Cowcotland (maschinelle Übersetzung ins Deutsche) brachten Ende letzter Woche die Meldung, wonach AMD (angeblich) seine Referenzdesigns zur Radeon RX 5700 & 5700 XT in den Auslaufstatus geschickt hätte. Dem hat AMD auf Twitter (via Videocardz) allerdings sehr klar widersprochen – und betont, das das Referenzdesign auch weiterhin direkt im AMD-Shop sowie ausgewählten OEMs und Boardpartnern verfügbar sein wird. Letztere könnten natürlich ihre Aktivitäten bezüglich des Referenzdesigns mit dem Vorliegen von Eigendesigns zurückfahren oder ganz aussetzen, so das für den Retail-Käufer unter Umständen wirklich nur noch der AMD-Shop als Bezugsquelle für das Referenzdesign bleiben würde – aber zumindest ist damit der angebliche EOL-Status vom Tisch. Möglicherweise basiert jene Cowcotland-Meldung auch auf diesem Umstand, das die Grafikkartenhersteller nunmehr auf Eigendesigns umschwenken – die konkrete Ausführung der Meldung mit einem angeblichem EOL-Status des Referenzdesigns ist jedoch nachweislich falsch.

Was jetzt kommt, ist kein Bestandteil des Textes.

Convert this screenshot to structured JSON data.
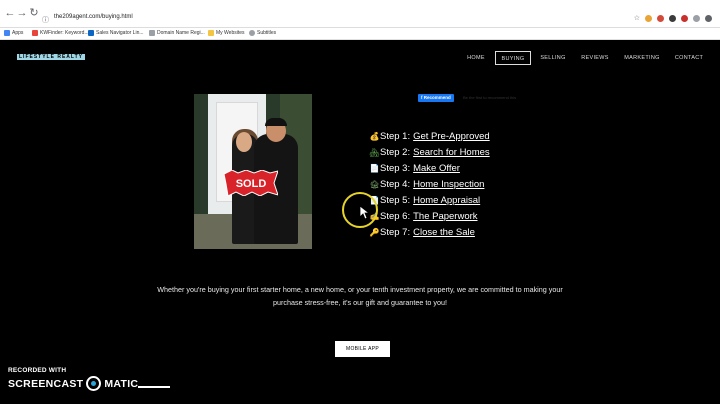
{
  "browser": {
    "url": "the209agent.com/buying.html",
    "bookmarks": [
      "Apps",
      "KWFinder: Keyword...",
      "Sales Navigator Lin...",
      "Domain Name Regi...",
      "My Websites",
      "Subtitles"
    ]
  },
  "site": {
    "logo": "LIFESTYLE REALTY",
    "nav": [
      "HOME",
      "BUYING",
      "SELLING",
      "REVIEWS",
      "MARKETING",
      "CONTACT"
    ],
    "active_nav": "BUYING",
    "photo_sign": "SOLD",
    "fb_button": "Recommend",
    "fb_text": "Be the first to recommend this",
    "steps": [
      {
        "label": "Step 1:",
        "link": "Get Pre-Approved",
        "icon": "money-bag-icon",
        "glyph": "💰",
        "color": "#e8b23a"
      },
      {
        "label": "Step 2:",
        "link": "Search for Homes",
        "icon": "house-icon",
        "glyph": "🏘",
        "color": "#5a9e4b"
      },
      {
        "label": "Step 3:",
        "link": "Make Offer ",
        "icon": "document-icon",
        "glyph": "📄",
        "color": "#e0e0e0"
      },
      {
        "label": "Step 4:",
        "link": "Home Inspection",
        "icon": "inspection-icon",
        "glyph": "🏚",
        "color": "#7aa36a"
      },
      {
        "label": "Step 5:",
        "link": "Home Appraisal",
        "icon": "appraisal-icon",
        "glyph": "📄",
        "color": "#e0e0e0"
      },
      {
        "label": "Step 6:",
        "link": "The Paperwork",
        "icon": "paperwork-icon",
        "glyph": "✍",
        "color": "#e8b23a"
      },
      {
        "label": "Step 7:",
        "link": "Close the Sale",
        "icon": "key-icon",
        "glyph": "🔑",
        "color": "#e8b23a"
      }
    ],
    "description": "Whether you're buying your first starter home, a new home, or your tenth investment property, we are committed to making your purchase stress-free, it's our gift and guarantee to you!",
    "mobile_app_button": "MOBILE APP"
  },
  "watermark": {
    "recorded": "RECORDED WITH",
    "brand_left": "SCREENCAST",
    "brand_right": "MATIC"
  },
  "colors": {
    "background": "#000000",
    "fb_blue": "#1877f2",
    "cursor_ring": "#e6d42a",
    "logo": "#9fd7e6"
  }
}
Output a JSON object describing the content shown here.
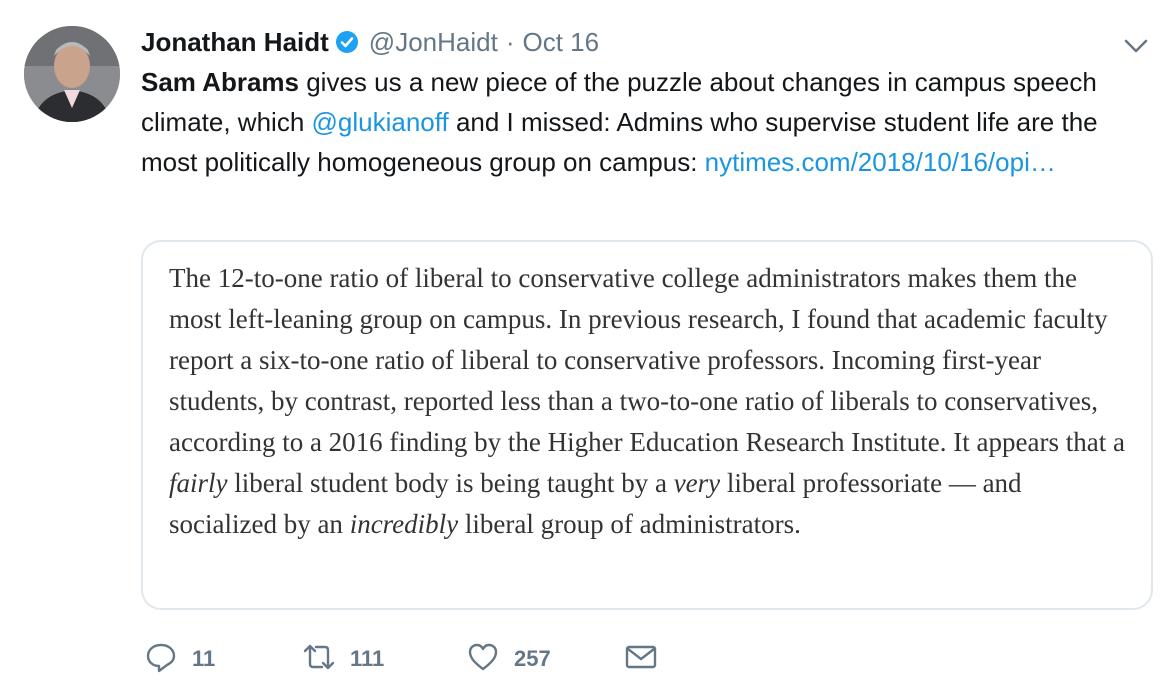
{
  "tweet": {
    "author_name": "Jonathan Haidt",
    "handle": "@JonHaidt",
    "separator": "·",
    "date": "Oct 16",
    "text": {
      "strong_mention": "Sam Abrams",
      "part1": " gives us a new piece of the puzzle about changes in campus speech climate, which ",
      "mention": "@glukianoff",
      "part2": " and I missed: Admins who supervise student life are the most politically homogeneous group on campus: ",
      "link": "nytimes.com/2018/10/16/opi…"
    },
    "quote": {
      "p1": "The 12-to-one ratio of liberal to conservative college administrators makes them the most left-leaning group on campus. In previous research, I found that academic faculty report a six-to-one ratio of liberal to conservative professors. Incoming first-year students, by contrast, reported less than a two-to-one ratio of liberals to conservatives, according to a 2016 finding by the Higher Education Research Institute. It appears that a ",
      "em1": "fairly",
      "p2": " liberal student body is being taught by a ",
      "em2": "very",
      "p3": " liberal professoriate — and socialized by an ",
      "em3": "incredibly",
      "p4": " liberal group of administrators."
    },
    "actions": {
      "replies": "11",
      "retweets": "111",
      "likes": "257"
    }
  },
  "icons": {
    "verified": "verified-badge-icon",
    "more": "chevron-down-icon",
    "reply": "reply-icon",
    "retweet": "retweet-icon",
    "like": "heart-icon",
    "message": "envelope-icon"
  },
  "colors": {
    "link": "#1b95e0",
    "muted": "#657786",
    "border": "#e1e8ed"
  }
}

Dies schneidet allerdings auch ein grundsätzliches Problem von Grafikkarten-Launches bei AMD an – wo zuletzt fast immer zuerst für einige Wochen nur ein AMD-Referenzdesign zur Verfügung stand, welches nach dem Erscheinen der Herstellerdesigns doch deutlich in den Hintergrund trat. Augenscheinlich ist AMDs Referenzdesign nicht gutklassig genug, um gegenüber den Herstellerdesigns am Markt Erfolg haben zu können – weswegen es die Grafikkartenhersteller eigentätig ersetzen, obwohl AMD weiterhin entsprechend liefern könnte. Dies mag natürlich auch damit zusammenhängen, das rein wirtschaftlich ein Eigendesign für die Grafikkartenhersteller besser kommt, als wenn man die komplette Grafikkarte bei AMD einkauft und somit nur (nach Aufkleben eines Stickers und eigener Verpackung) ein faktischer Weiterverkäufer ist. Wirklich ärgerlich hieran ist vor allem die gewisse Zeitdifferenz zwischen Referenz- und Herstellerdesigns, in welcher die neue AMD-Karte technisch am Markt ist, viele potentielle Käufer aber dennoch noch abwarten. Andererseits ist bei ganz neuen Grafikchips dieser Spagatt immer schwer zu erreichen, denn wartet man mit dem Produktlaunch auf die Herstellerdesigns, verliert man einige Zeit und schafft massig Quellen für unerwünschte Leaks. Nichtsdestotrotz hat nVidia dies in jüngerer Vergangenheit besser hinbekommen: Selbst bei wirklich neuen Grafikchips lag die Zeitspanne zwischen Referenz- und Herstellerdesigns meist nur bei 1-2 Wochen, teilweise waren die Eigendesigns der Grafikkartenhersteller sogar direkt nach dem Launchtag verfügbar. In dieser Frage kann AMD sicherlich noch besser werden – entweder mit einer kürzeren Zeitspanne zwischen Referenz- und Herstellerdesigns, oder aber mit Referenzdesigns, welche sich auch langfristig am Markt bewähren können.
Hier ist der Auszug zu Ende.